By examining the motion of stars in a relatively small neighborhood of the Milky Way, an international team of researchers believe they have spotted a medium-sized black hole, an object that astronomers have hypothesized exists but have so far been unable to prove.
All known black holes fall into two categories: small black holes, which typically form when a massive star runs out of nuclear fuel and collapses under its own weight; and “supermassive” black holes, which lurk at the centers of all galaxies and have black holes millions or billions of times more massive than the Sun.
The prevailing theory is that supermassive black holes are created from smaller black holes that gradually grew by swallowing material from their surroundings or other black holes. This means that somewhere in the universe there must also be intermediate sizes, however, these have not been detected. Previous studies suggesting the existence of “small and intermediate” black holes have been challenged and remain unproven.
New evidence of such an object has now been spotted in the Omega Centauri star cluster, a group of about 10 million stars thought to be the remains of a small galaxy that was absorbed into our own billions of years ago.
“There has long been debate about whether intermediate-mass black holes exist in general and in Omega Centauri in particular. The object we have discovered may provide a definitive answer,” said Maximilian Heberle of the Max Planck Institute for Astronomy in Germany, first author of the study published in the journal. nature.
Looking at 20 years of Hubble Space Telescope observations, astronomers have identified seven stars in Omega Centauri that are moving at very high speeds, so fast that one would expect them to leave the cluster soon.

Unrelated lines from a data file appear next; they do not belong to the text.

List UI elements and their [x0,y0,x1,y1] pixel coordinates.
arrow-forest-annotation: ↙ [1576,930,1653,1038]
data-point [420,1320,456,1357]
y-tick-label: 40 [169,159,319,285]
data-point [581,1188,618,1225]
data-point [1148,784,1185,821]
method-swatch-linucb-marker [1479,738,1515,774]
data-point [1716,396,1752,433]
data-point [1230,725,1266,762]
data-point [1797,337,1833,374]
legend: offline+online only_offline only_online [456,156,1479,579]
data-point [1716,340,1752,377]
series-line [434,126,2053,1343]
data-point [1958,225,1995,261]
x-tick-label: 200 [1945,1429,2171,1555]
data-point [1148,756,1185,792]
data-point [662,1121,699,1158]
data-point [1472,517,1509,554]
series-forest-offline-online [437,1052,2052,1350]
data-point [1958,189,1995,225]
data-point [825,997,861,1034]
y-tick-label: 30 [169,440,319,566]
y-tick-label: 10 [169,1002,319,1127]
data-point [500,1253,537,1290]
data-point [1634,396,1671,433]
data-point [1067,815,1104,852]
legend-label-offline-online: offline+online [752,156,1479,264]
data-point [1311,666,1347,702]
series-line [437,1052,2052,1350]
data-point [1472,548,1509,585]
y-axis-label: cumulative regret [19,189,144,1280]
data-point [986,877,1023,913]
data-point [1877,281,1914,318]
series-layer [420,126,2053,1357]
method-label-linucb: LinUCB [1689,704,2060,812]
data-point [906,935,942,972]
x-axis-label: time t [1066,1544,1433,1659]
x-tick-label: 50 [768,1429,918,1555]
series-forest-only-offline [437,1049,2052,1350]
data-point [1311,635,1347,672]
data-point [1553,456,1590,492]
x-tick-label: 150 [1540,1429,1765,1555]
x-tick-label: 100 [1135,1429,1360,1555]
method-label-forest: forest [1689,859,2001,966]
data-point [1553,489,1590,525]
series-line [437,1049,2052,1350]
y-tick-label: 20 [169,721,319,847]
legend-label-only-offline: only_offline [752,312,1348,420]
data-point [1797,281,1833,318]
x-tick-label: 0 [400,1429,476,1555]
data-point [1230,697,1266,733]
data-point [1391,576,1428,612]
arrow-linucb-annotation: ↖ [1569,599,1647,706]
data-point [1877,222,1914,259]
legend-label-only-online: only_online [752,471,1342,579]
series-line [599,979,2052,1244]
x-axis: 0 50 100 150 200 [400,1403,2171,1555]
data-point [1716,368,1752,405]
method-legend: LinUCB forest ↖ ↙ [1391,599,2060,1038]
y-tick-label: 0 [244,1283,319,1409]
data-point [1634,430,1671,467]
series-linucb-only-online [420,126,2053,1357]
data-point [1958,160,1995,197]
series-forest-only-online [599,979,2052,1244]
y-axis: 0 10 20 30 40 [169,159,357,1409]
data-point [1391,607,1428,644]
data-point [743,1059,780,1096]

The most likely explanation, the researchers say, is that the seven stars were accelerated by an unseen object (the square indicates its location) with a mass at least 8,200 times that of the Sun. The hypothetical black hole, located 17,000 light-years from the solar system, would be the closest known and the second-largest black hole in the galaxy after the central black hole, known as Sagittarius A*, which has a mass four million times that of the Sun.
According to the scenario proposed by the study, the small and medium-sized black hole would also have grown if it had been allowed to swallow more and more gas from its galaxy.
But this did not happen because its sphere of influence was controlled by our galaxy, which was much larger and absorbed most of the smaller galaxy’s stars and gas.
However, further observations are needed to confirm this scenario. In 20
Over the years covered by the new study, even the fastest seven stars moved.
Only two pixels in Hubble images, even though it is moving at a speed of 113
kilometers per second
Observations will need to continue to confirm that the seven stars are not moving in a straight line out of their parent group but are actually orbiting the black hole.